When I was growing up, you got spanked for only two things: lying and bragging. My dad was a Methodist minister, had been a farmer. My mom was a crack musician, taught piano to every kid in town. We lived in Elmore, in southern Minnesota, and though it was just one little town I think its guiding principles may be emblematic of this whole region: integrity, using your brains, and telling the truth — we never admired a cheater.
The idea that you’d lie, that you’d trick your way through life was really offensive to the people I grew up with. We were supposed to be honest, that was the central thing in my life. These battles I fought — for civil rights, for campaign finance reform, for the environment — all of them really came down to honesty, the expectation that you owed others the dignity, respect, and opportunity you were lucky to have. If you were honest about that, you’d do the right thing.
We had no money, so mom would cook a good, modest meal and we’d talk around the evening table about whatever was going on that day. When World War II was starting, Dad would get us around the radio. One night they were broadcasting a put-down of the Japanese, and my dad advised, “Don’t do that. These are good people. We’ve got a terrible war but don’t make a race issue out of it. Always find the best in people.”

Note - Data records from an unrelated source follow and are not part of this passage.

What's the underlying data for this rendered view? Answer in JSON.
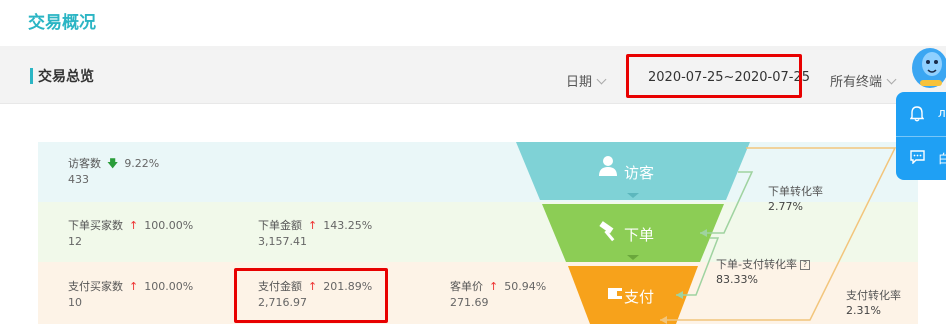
{
  "page": {
    "title": "交易概况"
  },
  "section": {
    "title": "交易总览"
  },
  "filters": {
    "date_label": "日期",
    "date_range": "2020-07-25~2020-07-25",
    "terminal": "所有终端"
  },
  "metrics": {
    "visitors": {
      "label": "访客数",
      "change": "9.22%",
      "value": "433",
      "direction": "down"
    },
    "order_buyers": {
      "label": "下单买家数",
      "change": "100.00%",
      "value": "12",
      "direction": "up"
    },
    "order_amount": {
      "label": "下单金额",
      "change": "143.25%",
      "value": "3,157.41",
      "direction": "up"
    },
    "pay_buyers": {
      "label": "支付买家数",
      "change": "100.00%",
      "value": "10",
      "direction": "up"
    },
    "pay_amount": {
      "label": "支付金额",
      "change": "201.89%",
      "value": "2,716.97",
      "direction": "up"
    },
    "unit_price": {
      "label": "客单价",
      "change": "50.94%",
      "value": "271.69",
      "direction": "up"
    }
  },
  "funnel": {
    "stages": [
      {
        "label": "访客",
        "color": "#7fd2d6"
      },
      {
        "label": "下单",
        "color": "#8ccd55"
      },
      {
        "label": "支付",
        "color": "#f7a21b"
      }
    ],
    "conversions": {
      "order_rate": {
        "label": "下单转化率",
        "value": "2.77%"
      },
      "order_pay_rate": {
        "label": "下单-支付转化率",
        "value": "83.33%"
      },
      "pay_rate": {
        "label": "支付转化率",
        "value": "2.31%"
      }
    }
  },
  "side_panel": {
    "bell_text": "л",
    "chat_text": "白"
  },
  "colors": {
    "accent": "#2bb5c4",
    "highlight": "#e80000",
    "panel": "#1fa0f4"
  }
}
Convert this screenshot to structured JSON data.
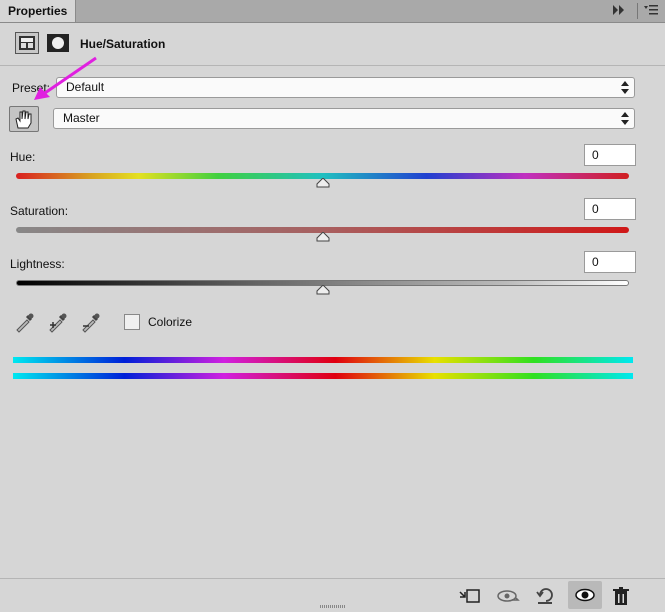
{
  "panel": {
    "tab_title": "Properties",
    "adjustment_title": "Hue/Saturation",
    "icons": [
      "adjustment-layer-icon",
      "layer-mask-icon",
      "collapse-icon",
      "panel-menu-icon"
    ]
  },
  "preset": {
    "label": "Preset:",
    "value": "Default"
  },
  "channel": {
    "value": "Master"
  },
  "hue": {
    "label": "Hue:",
    "value": "0",
    "slider_fraction": 0.5
  },
  "saturation": {
    "label": "Saturation:",
    "value": "0",
    "slider_fraction": 0.5
  },
  "lightness": {
    "label": "Lightness:",
    "value": "0",
    "slider_fraction": 0.5
  },
  "colorize": {
    "label": "Colorize",
    "checked": false
  },
  "annotation_arrow_color": "#e020e0",
  "footer_icons": [
    "clip-to-layer-icon",
    "view-previous-state-icon",
    "reset-icon",
    "visibility-eye-icon",
    "delete-icon"
  ]
}
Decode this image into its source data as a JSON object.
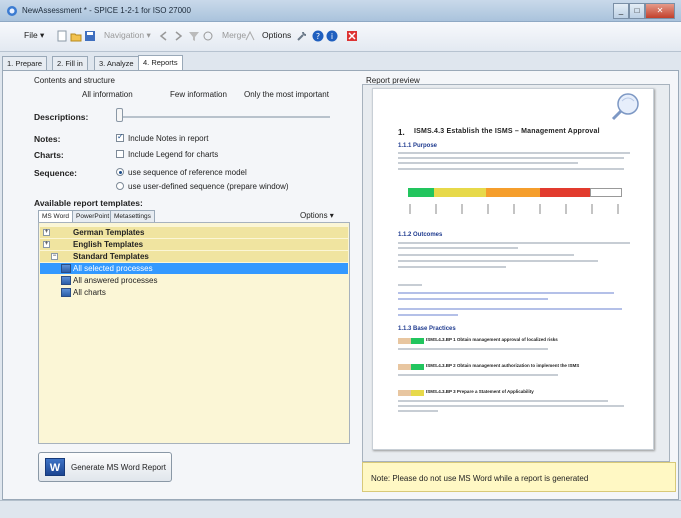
{
  "window": {
    "title": "NewAssessment * - SPICE 1-2-1 for ISO 27000",
    "min_glyph": "_",
    "max_glyph": "□",
    "close_glyph": "✕"
  },
  "toolbar": {
    "file": "File ▾",
    "navigation": "Navigation ▾",
    "merge": "Merge",
    "options": "Options"
  },
  "tabs": [
    "1. Prepare",
    "2. Fill in",
    "3. Analyze",
    "4. Reports"
  ],
  "left": {
    "contents_label": "Contents and structure",
    "levels": [
      "All information",
      "Few information",
      "Only the most important"
    ],
    "descriptions_label": "Descriptions:",
    "notes_label": "Notes:",
    "notes_option": "Include Notes in report",
    "charts_label": "Charts:",
    "charts_option": "Include Legend for charts",
    "sequence_label": "Sequence:",
    "sequence_options": [
      "use sequence of reference model",
      "use user-defined sequence (prepare window)"
    ],
    "templates_label": "Available report templates:",
    "subtabs": [
      "MS Word",
      "PowerPoint",
      "Metasettings"
    ],
    "options_menu": "Options ▾",
    "tree": [
      {
        "label": "German Templates",
        "kind": "group"
      },
      {
        "label": "English Templates",
        "kind": "group"
      },
      {
        "label": "Standard Templates",
        "kind": "group"
      },
      {
        "label": "All selected processes",
        "kind": "selected"
      },
      {
        "label": "All answered processes",
        "kind": "item"
      },
      {
        "label": "All charts",
        "kind": "item"
      }
    ],
    "generate_button": "Generate MS Word Report",
    "generate_icon_letter": "W"
  },
  "preview": {
    "label": "Report preview",
    "heading_num": "1.",
    "heading": "ISMS.4.3 Establish the ISMS – Management Approval",
    "s1": "1.1.1 Purpose",
    "s2": "1.1.2 Outcomes",
    "s3": "1.1.3 Base Practices",
    "bp": [
      "ISMS.4.3.BP 1 Obtain management approval of localized risks",
      "ISMS.4.3.BP 2 Obtain management authorization to implement the ISMS",
      "ISMS.4.3.BP 3 Prepare a Statement of Applicability"
    ],
    "bar_colors": [
      "#22c55e",
      "#e7d94a",
      "#f59e2c",
      "#e23b2e",
      "#ffffff"
    ]
  },
  "note": "Note: Please do not use MS Word while a report is generated"
}
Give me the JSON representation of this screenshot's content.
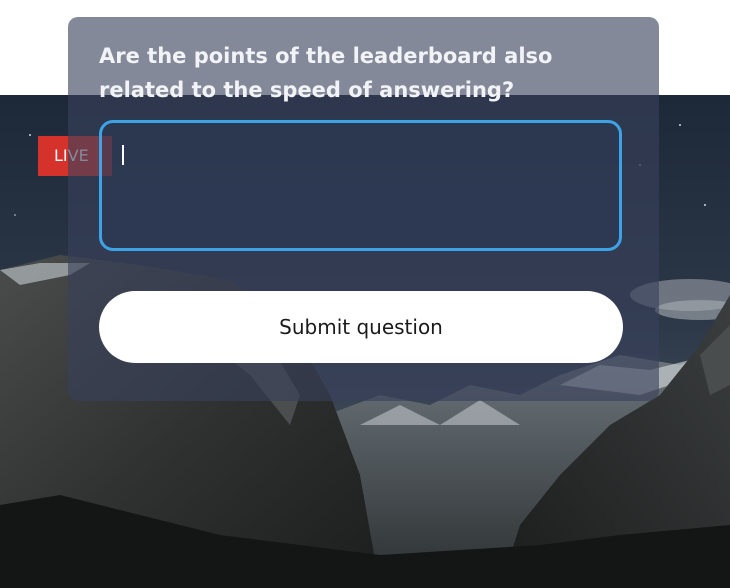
{
  "live_badge": {
    "label": "LIVE"
  },
  "question_card": {
    "question_text": "Are the points of the leaderboard also related to the speed of answering?",
    "answer_input": {
      "value": "",
      "placeholder": ""
    },
    "submit_label": "Submit question"
  },
  "colors": {
    "live_badge": "#d6322c",
    "input_border": "#3ea3e6",
    "card_overlay": "#38405a",
    "button_bg": "#ffffff"
  }
}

I have a place on the St. Croix River east of the Twin Cities, which I helped preserve when it was still largely pristine, through the Wild and Scenic Rivers Act. There’s something mystical and magnificent about our natural beauty that just enraptures me. The Boundary Waters Canoe Area, Lake Superior, Voyageurs National Park — the only water-based national park in the country. The wildlife refuges all around the state. Most of us seem to agree that to let this beauty slip away from us would be sacrilegious.